The article pointed out that the primary endpoint used by Lilly in its trials, the integrated Alzheimer's disease rating scale, known as iADRS, was created by Eli Lilly in 2015. The FDA wanted the company to use the clinical dementia rating scale, sum of boxes, or CDR-SB test, in the donanemab analysis. Both tests measure scales of cognition and activities of daily living, but the CDR-SB is more commonly used in research settings.

However, according to the FDA, Lilly changed the primary endpoint from the CDR-SB to the iADRS during the study. As Lenzer and Brownlee explained, the iADRS scale showed a 2.92 difference between the drug and placebo groups, which is below the five-point threshold for clinical significance. The CDR-SB showed a statically significant, but clinically insignificant difference of 0.7 points.

Patients in the donanemab group worsened by an absolute difference of 2.9 points, or a relative difference of 22%, between the two iADRS scores. However, Lilly promoted the drug as slowing progression by 22%, which is misleading, according to the story.

"This is another reason to read those briefing documents," Lenzer said. "You can dig in and find the most damning stuff."

Additional advice for journalists

Lenzer also suggested that reporters should never assume honesty. While there is fraud and illegal behavior among drug companies, she worries less about that than word parsing. "Pay attention to terms like 'significant,' because people think that means something. Both doctors and patients fall for it."

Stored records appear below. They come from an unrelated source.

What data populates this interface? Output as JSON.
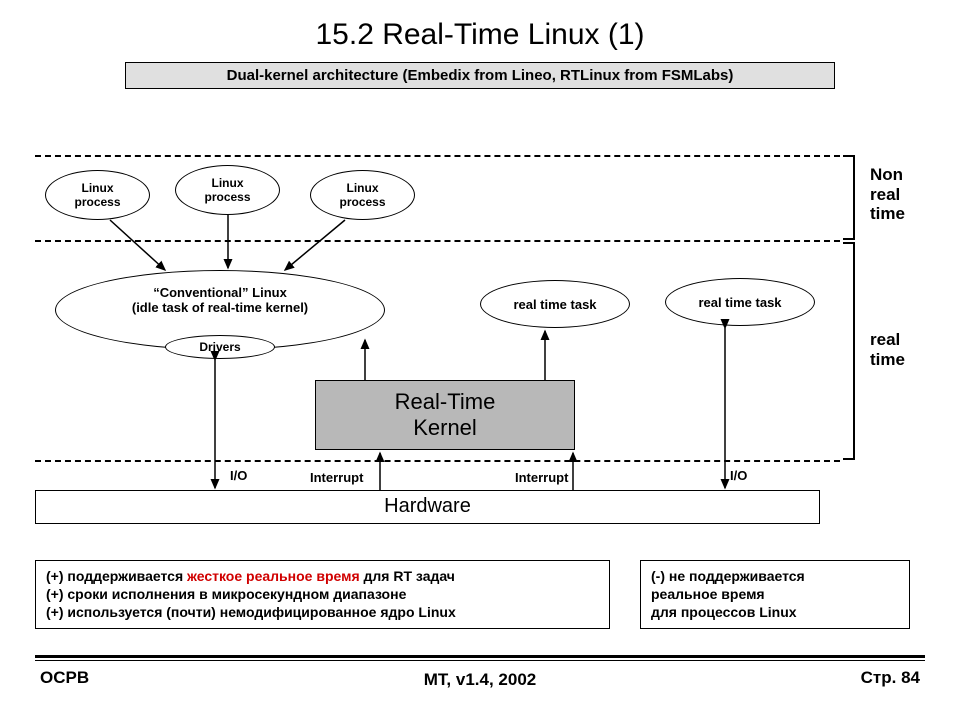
{
  "title": "15.2 Real-Time Linux (1)",
  "subtitle": "Dual-kernel architecture (Embedix from Lineo, RTLinux from FSMLabs)",
  "nodes": {
    "linuxProcess": "Linux\nprocess",
    "convLinux1": "“Conventional” Linux",
    "convLinux2": "(idle task of real-time kernel)",
    "drivers": "Drivers",
    "rtTask": "real time task",
    "rtKernel1": "Real-Time",
    "rtKernel2": "Kernel",
    "hardware": "Hardware"
  },
  "zones": {
    "nonRT": "Non\nreal\ntime",
    "RT": "real\ntime"
  },
  "arrowLabels": {
    "io": "I/O",
    "interrupt": "Interrupt"
  },
  "pros": {
    "l1a": "(+) поддерживается ",
    "l1b": "жесткое реальное время",
    "l1c": " для RT задач",
    "l2": "(+) сроки исполнения в микросекундном диапазоне",
    "l3": "(+) используется (почти) немодифицированное ядро Linux"
  },
  "cons": {
    "l1": "(-) не поддерживается",
    "l2": "реальное время",
    "l3": "для процессов Linux"
  },
  "footer": {
    "left": "ОСРВ",
    "center": "MT, v1.4, 2002",
    "right": "Стр. 84"
  }
}
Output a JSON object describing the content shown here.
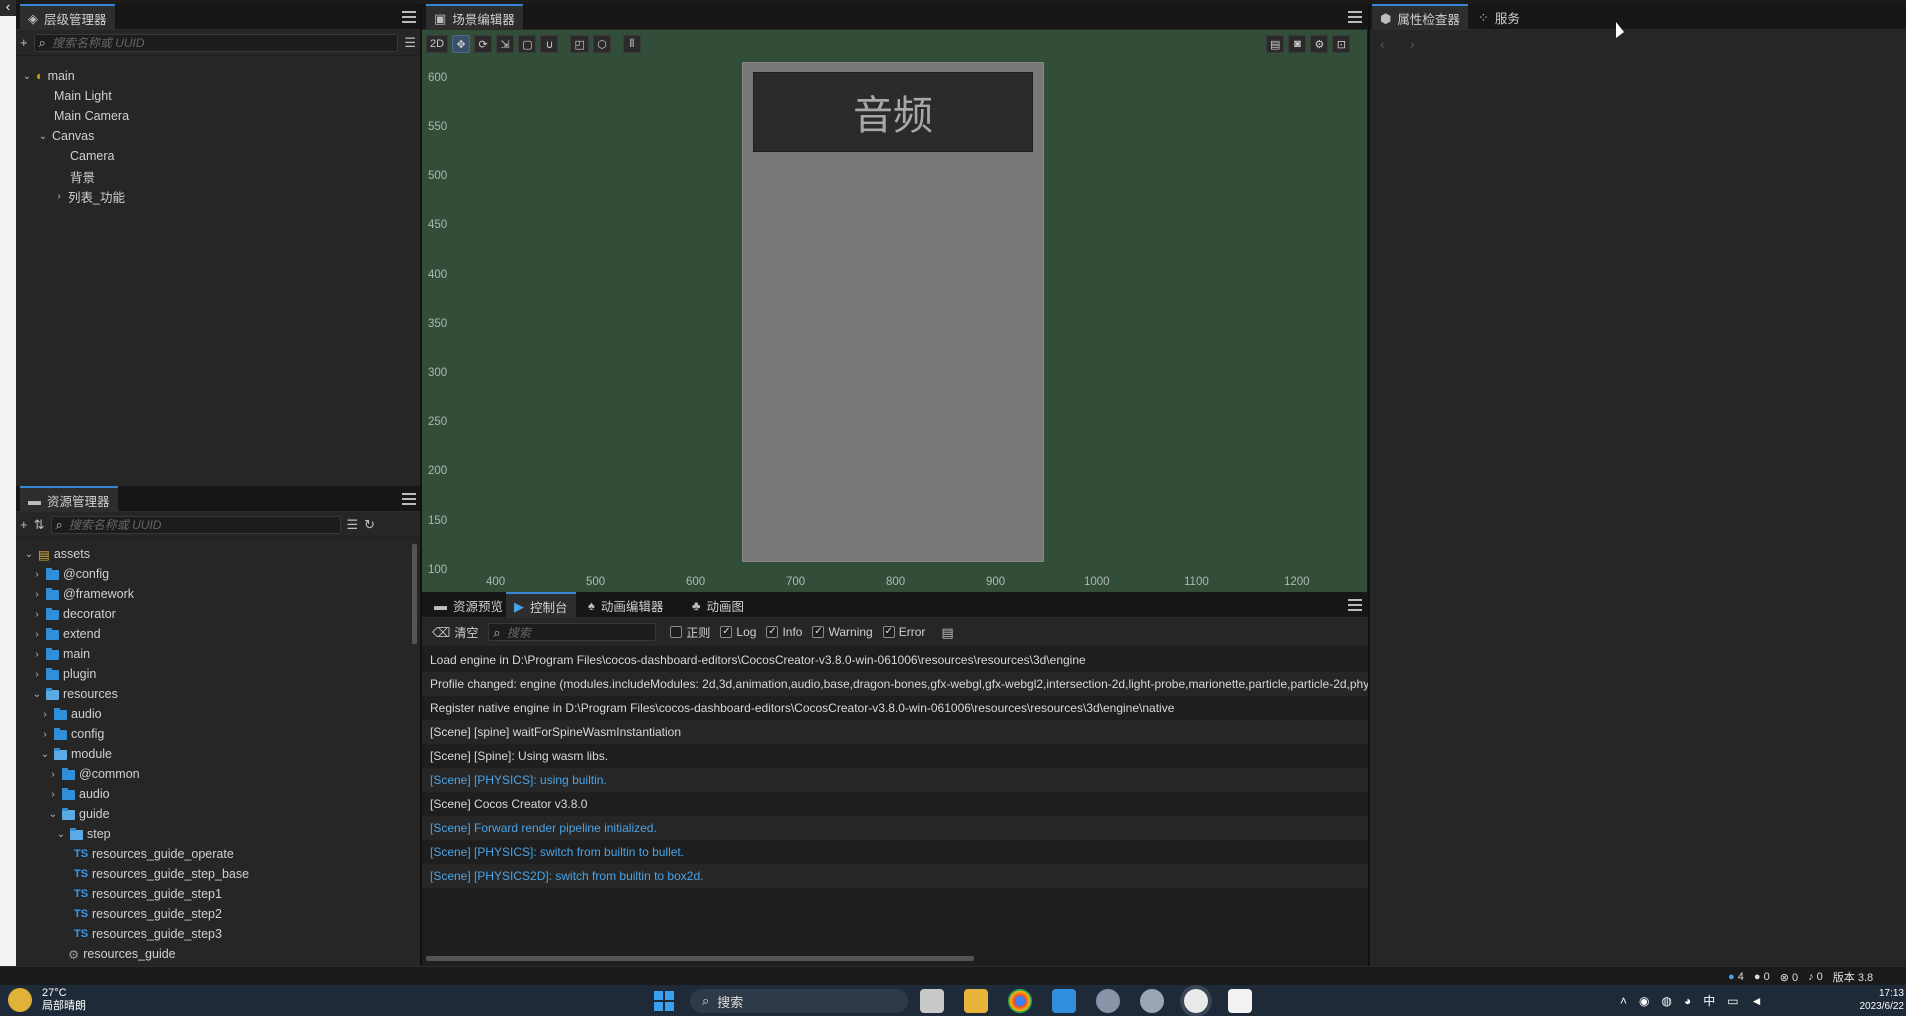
{
  "hierarchy": {
    "tab": "层级管理器",
    "search_placeholder": "搜索名称或 UUID",
    "nodes": [
      "main",
      "Main Light",
      "Main Camera",
      "Canvas",
      "Camera",
      "背景",
      "列表_功能"
    ]
  },
  "assets": {
    "tab": "资源管理器",
    "search_placeholder": "搜索名称或 UUID",
    "items": [
      "assets",
      "@config",
      "@framework",
      "decorator",
      "extend",
      "main",
      "plugin",
      "resources",
      "audio",
      "config",
      "module",
      "@common",
      "audio",
      "guide",
      "step",
      "resources_guide_operate",
      "resources_guide_step_base",
      "resources_guide_step1",
      "resources_guide_step2",
      "resources_guide_step3",
      "resources_guide"
    ],
    "ts_label": "TS"
  },
  "scene": {
    "tab": "场景编辑器",
    "mode_2d": "2D",
    "y_ticks": [
      "600",
      "550",
      "500",
      "450",
      "400",
      "350",
      "300",
      "250",
      "200",
      "150",
      "100"
    ],
    "x_ticks": [
      "400",
      "500",
      "600",
      "700",
      "800",
      "900",
      "1000",
      "1100",
      "1200"
    ],
    "title_text": "音频"
  },
  "bottom_tabs": [
    "资源预览",
    "控制台",
    "动画编辑器",
    "动画图"
  ],
  "console": {
    "clear": "清空",
    "search_placeholder": "搜索",
    "regex": "正则",
    "filters": [
      "Log",
      "Info",
      "Warning",
      "Error"
    ],
    "lines": [
      "Load engine in D:\\Program Files\\cocos-dashboard-editors\\CocosCreator-v3.8.0-win-061006\\resources\\resources\\3d\\engine",
      "Profile changed: engine (modules.includeModules: 2d,3d,animation,audio,base,dragon-bones,gfx-webgl,gfx-webgl2,intersection-2d,light-probe,marionette,particle,particle-2d,phy",
      "Register native engine in D:\\Program Files\\cocos-dashboard-editors\\CocosCreator-v3.8.0-win-061006\\resources\\resources\\3d\\engine\\native",
      "[Scene] [spine] waitForSpineWasmInstantiation",
      "[Scene] [Spine]: Using wasm libs.",
      "[Scene] [PHYSICS]: using builtin.",
      "[Scene] Cocos Creator v3.8.0",
      "[Scene] Forward render pipeline initialized.",
      "[Scene] [PHYSICS]: switch from builtin to bullet.",
      "[Scene] [PHYSICS2D]: switch from builtin to box2d."
    ]
  },
  "inspector": {
    "tab": "属性检查器",
    "service_tab": "服务"
  },
  "status": {
    "info": "4",
    "warn": "0",
    "error": "0",
    "notify": "0",
    "version": "版本 3.8"
  },
  "taskbar": {
    "temp": "27°C",
    "weather": "局部晴朗",
    "search": "搜索",
    "ime": "中",
    "time": "17:13",
    "date": "2023/6/22"
  },
  "colors": {
    "accent": "#3a86d6",
    "scene_bg": "#324d38",
    "info_text": "#4aa3e6"
  }
}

Make sure you read briefing documents and other supporting materials. While these documents can be hundreds of pages long, it's critical to review them thoroughly to find buried key information that a company or agency may not want the general public to know about, such as underreported adverse events.

Also, pay attention to:

• The word "and," which can also cause a lot of confusion. "They used combination endpoints so they can say this drug saves lives when in fact, there were actually more deaths, not fewer," Lenzer said.
• "May" is another word to be aware of. If you read that a drug "may" save lives, you must also realize it may not.
• Absolute versus relative difference. Ask what the metric is and use analogies so your audience understands the comparison.
• "Surrogate" is also an important word. It is supposed to mean that the proxy endpoint has been shown to tie directly to the clinical endpoint you care about - such as reducing amyloid actually led to a slowing of dementia. That's what Lilly is trying to claim, but they only met the primary endpoint because the company changed it, according to Brownlee.

Journalists must be more demanding in this space given the size of the disease, the money involved, the fear that suffuses the public, and the history of sheer malarkey, Arthur Caplan, Ph.D., professor of bioethics and founding head of the division of medical ethics at NYU Grossman school of medicine's department of population health in New York City said. "AD is horrible. It leads some to fear it more than death. But we still don't understand it; real prevention does not exist, testing is still crude and treatment is still a hope, not close to a reality."